The Hindu Rao baoli has certainly seen some damage.
It could be from lack of upkeep, or it could have happened in the battle of 1857.

Even so, it has a nice green color and I would have been sorry to miss it...as we almost did.

From atop the Pir Ghaib, I looked all around for where the nearby baoli I'd read about was located and couldn't find anything.

I'd given up.

As we walked out, a woman asked me if we'd gone to see the Ashoka pillar nearby. Yes, we'd already seen that, I told her.
"And the baoli?" she asked.
"No, where is it?"
"It's down the road and on the left."
"Oh further down the road. Good. We will see it."
"You want to see it?"
"Yes."
"I will come with you. I have the key."
The key! Ohoh! How marvelous the holder of all the keys was standing here before us, or we never would have gotten in, even if we had found the baoli!
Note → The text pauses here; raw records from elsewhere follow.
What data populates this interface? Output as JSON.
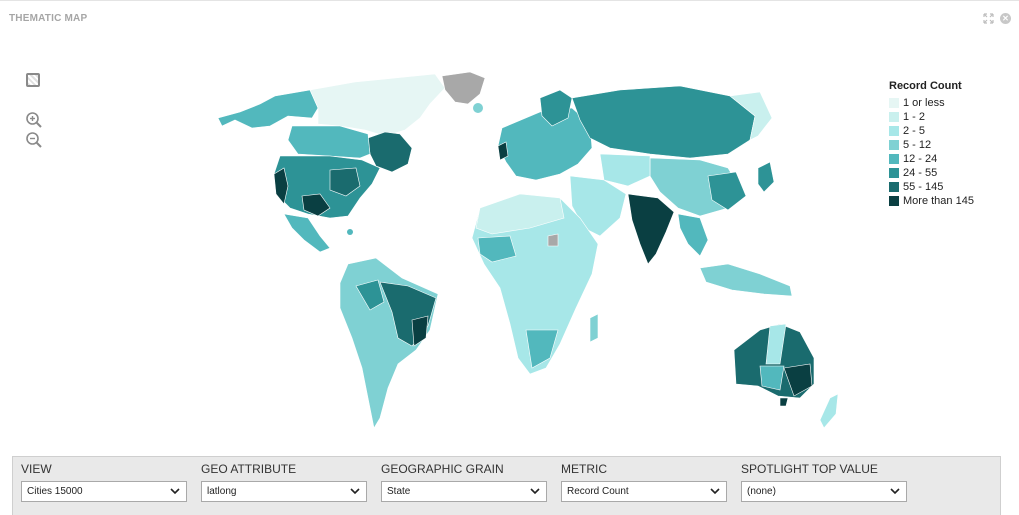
{
  "panel": {
    "title": "THEMATIC MAP"
  },
  "icons": {
    "maximize": "maximize-icon",
    "close": "close-icon",
    "select": "region-select-icon",
    "zoom_in": "zoom-in-icon",
    "zoom_out": "zoom-out-icon"
  },
  "legend": {
    "title": "Record Count",
    "items": [
      {
        "label": "1 or less",
        "color": "#e6f6f4"
      },
      {
        "label": "1 - 2",
        "color": "#c9f0ee"
      },
      {
        "label": "2 - 5",
        "color": "#a7e7e8"
      },
      {
        "label": "5 - 12",
        "color": "#7fd1d3"
      },
      {
        "label": "12 - 24",
        "color": "#52b8bd"
      },
      {
        "label": "24 - 55",
        "color": "#2d9396"
      },
      {
        "label": "55 - 145",
        "color": "#1a6b6e"
      },
      {
        "label": "More than 145",
        "color": "#0a3f42"
      }
    ],
    "no_data_color": "#a8a8a8"
  },
  "controls": {
    "view": {
      "label": "VIEW",
      "value": "Cities 15000"
    },
    "geo_attribute": {
      "label": "GEO ATTRIBUTE",
      "value": "latlong"
    },
    "geographic_grain": {
      "label": "GEOGRAPHIC GRAIN",
      "value": "State"
    },
    "metric": {
      "label": "METRIC",
      "value": "Record Count"
    },
    "spotlight": {
      "label": "SPOTLIGHT TOP VALUE",
      "value": "(none)"
    }
  }
}
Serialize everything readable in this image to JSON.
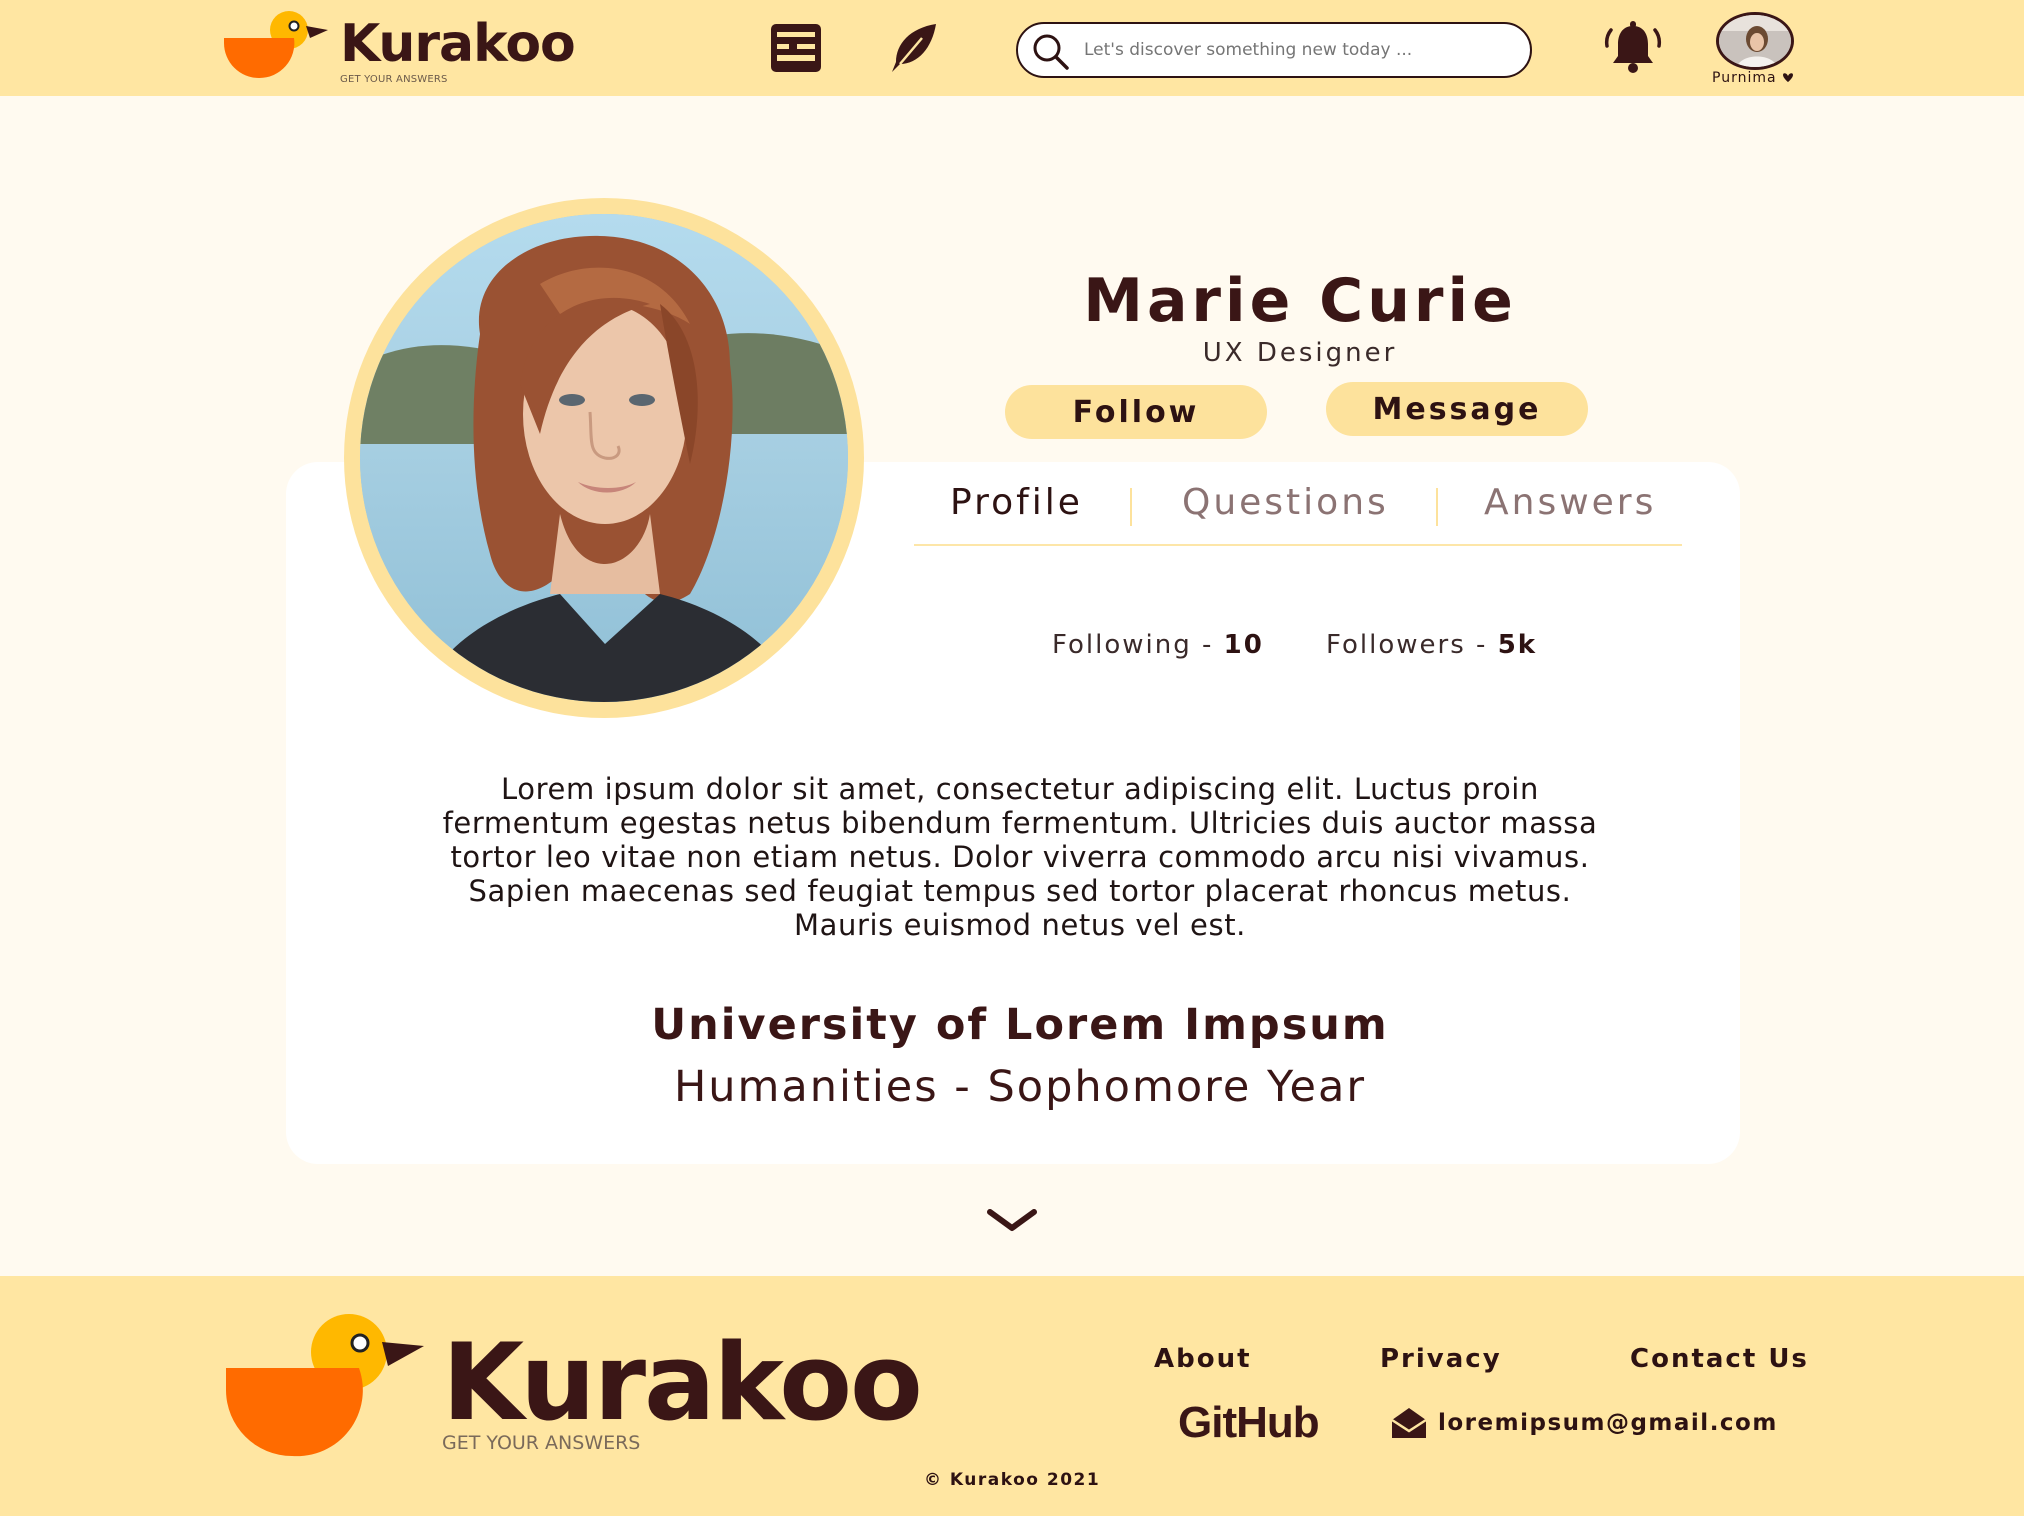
{
  "header": {
    "brand": "Kurakoo",
    "tagline": "GET YOUR ANSWERS",
    "search_placeholder": "Let's discover something new today ...",
    "user_name": "Purnima"
  },
  "profile": {
    "name": "Marie Curie",
    "title": "UX Designer",
    "follow_label": "Follow",
    "message_label": "Message",
    "tabs": [
      "Profile",
      "Questions",
      "Answers"
    ],
    "following_label": "Following - ",
    "following_count": "10",
    "followers_label": "Followers - ",
    "followers_count": "5k",
    "bio": "Lorem ipsum dolor sit amet, consectetur adipiscing elit. Luctus proin fermentum egestas netus bibendum fermentum. Ultricies duis auctor massa tortor leo vitae non etiam netus. Dolor viverra commodo arcu nisi vivamus. Sapien maecenas sed feugiat tempus sed tortor placerat rhoncus metus. Mauris euismod netus vel est.",
    "university": "University of Lorem Impsum",
    "major": "Humanities - Sophomore Year"
  },
  "footer": {
    "brand": "Kurakoo",
    "tagline": "GET YOUR ANSWERS",
    "links": [
      "About",
      "Privacy",
      "Contact Us"
    ],
    "github": "GitHub",
    "email": "loremipsum@gmail.com",
    "copyright": "© Kurakoo 2021"
  },
  "colors": {
    "header_bg": "#ffe6a2",
    "page_bg": "#fffaf0",
    "accent": "#fde29c",
    "text_dark": "#3a1616",
    "logo_orange": "#ff6b00",
    "logo_yellow": "#ffb800"
  },
  "icons": [
    "kurakoo-duck-logo",
    "news-icon",
    "quill-icon",
    "search-icon",
    "bell-icon",
    "caret-down-icon",
    "chevron-down-icon",
    "envelope-icon"
  ]
}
But because we had met her, she walked with us, opened the gate and told us to look all around.
All around is what she said, and you know, there are not many safety precautions taken in places around here. I easily could have ended up in a pit of green slime.
And that's what the police officer who stepped in also worried. He came inside the gate and scolded the keeper-of-the-keys: "Don't let them go there or there. It may give way and they will fall."
No worries, man, I do not want to fall into that.
Nor did I want to get the nice, key lady in trouble.

So we looked around, took pictures, thanked her and moved on.
One more Delhi baoli: check.

Pir Ghaib

A short walk away from the Mutiny Memorial is Pir Ghaib.
Being that it's located in the civil lines area, some of the fighting of 1857 took place here.
If time hasn't damaged the buildings enough, the battle did and there is not a lot left of what used to be a palace.

Pir Ghaib is named for the 'Disappearing Saint'. The story goes that a holy man came to this remote area to meditate. People would come to him with their requests and gone was his peace and quiet.
So one day he just disappeared.

The buildings are from around 1360 when Firoz Shah Tuglak--who also used to visit the saint--built himself a hunting lodge and what seems to be an observatory here.

Maybe Firoz thought he could find the missing saint with the astronomical tools.
Maybe he looked for another connection to a higher power.
Maybe he just wanted to go hunting and sleep under the stars.

Mutiny Memorial

The British built this Gothic style tower in 1863 in memory of the soldiers who died in 1857.
It seems they really took this event to heart, as it is covered with elaborate detail and plaques filled with information of who and how many died or were wounded.

But it's a controversial bit of history, and could easily be thought of as insulting, calling the Indian freedom fighters "the enemy".

In 1972, a new plaque was put up, clarifying who the enemy and heroes really were.

The tower stands above the treeline and can be seen from a distance. But, understandably, it is not often visited.
It was even difficult to explain to a rickshaw, driver where I wanted to go. I pointed to the tower in the distance, called it by different names, including the local one of Ajitgarh, but I couldn't make myself understood by any one who wanted to find such a place.

Maybe they just didn't want to go uphill?
Who knows.
I did find it. I did photograph it. I did add it to my collection of Delhi experiences.

Saturday, January 14, 2012

Fire in the house

My neighbors lit a fire in the middle of their living room floor.

Yes. They did.

Right there on the marble floor, they sat around it like it was a winter evening campfire.

What must the people above have thought when the smoke filled their living room and their toes were toastier than usual?

It seems it was a holiday, Makar Sankranti. But usually, people celebrate by flying kites or taking a dip in the River Ganges. So I don't know what led them to light a fire in the house.

Maybe their heater wasn't working?
It's a mystery.

Thursday, January 5, 2012

Ambassador advertisment

Here's another decked out ambassador.
Travel in style and advertise your business while doing so.
Yes indeed, the ambassador is a versatile vehicle, and always classy.

Sweet spot


Well look here...
The street dogs have found a way to get off the cold pavement.